Das Sakriversum. Der Roman einer Kathedrale.
Meister Wolfram. Sie blickten sich bedeutungsvoll an, als sie sahen, wie eingefallen der Dorfälteste inzwischen wirkte.
Während nach und nach auch die anderen Clan-Chefs oben ankamen, räumten Mathilda und Meta die letzten, nicht mehr genießbaren Abfälle bis zur Tischkante.
Eine Weile standen die Clan-Chefs schweigend vor Meister Wolfram. Erst als sie alle mit ihren gleichen, hohen, breitkrempigen Topfhüten, aber unterschiedlich geschnittenen und eingefärbten Wämsen, Mänteln und Umhängen vor ihm standen, öffnete Meister Wolfram die Augen.

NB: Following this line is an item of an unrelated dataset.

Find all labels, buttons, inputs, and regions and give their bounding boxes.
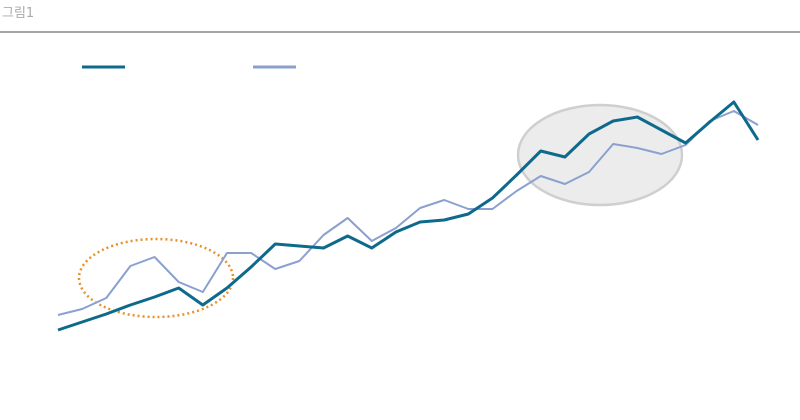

»Ich danke euch, daß ihr gekommen seid. So schreibt es das Große Buch mit dem alten Gesetz vor und Rolands Testament ...«
» ... von dem wir nur noch eine Hälfte besitzen!« unterbrach Wilhelm, der Schmied, mit einem Seitenblick zu Meister Otto.
Wolfram hob zitternd die Hände. Er saß auf einem Stuhl, während die anderen standen. Hinter ihm erhellten sich die Mauern der Gruft durch Fackeln, die von den weiter unten lagernden Familien mitgebracht worden waren.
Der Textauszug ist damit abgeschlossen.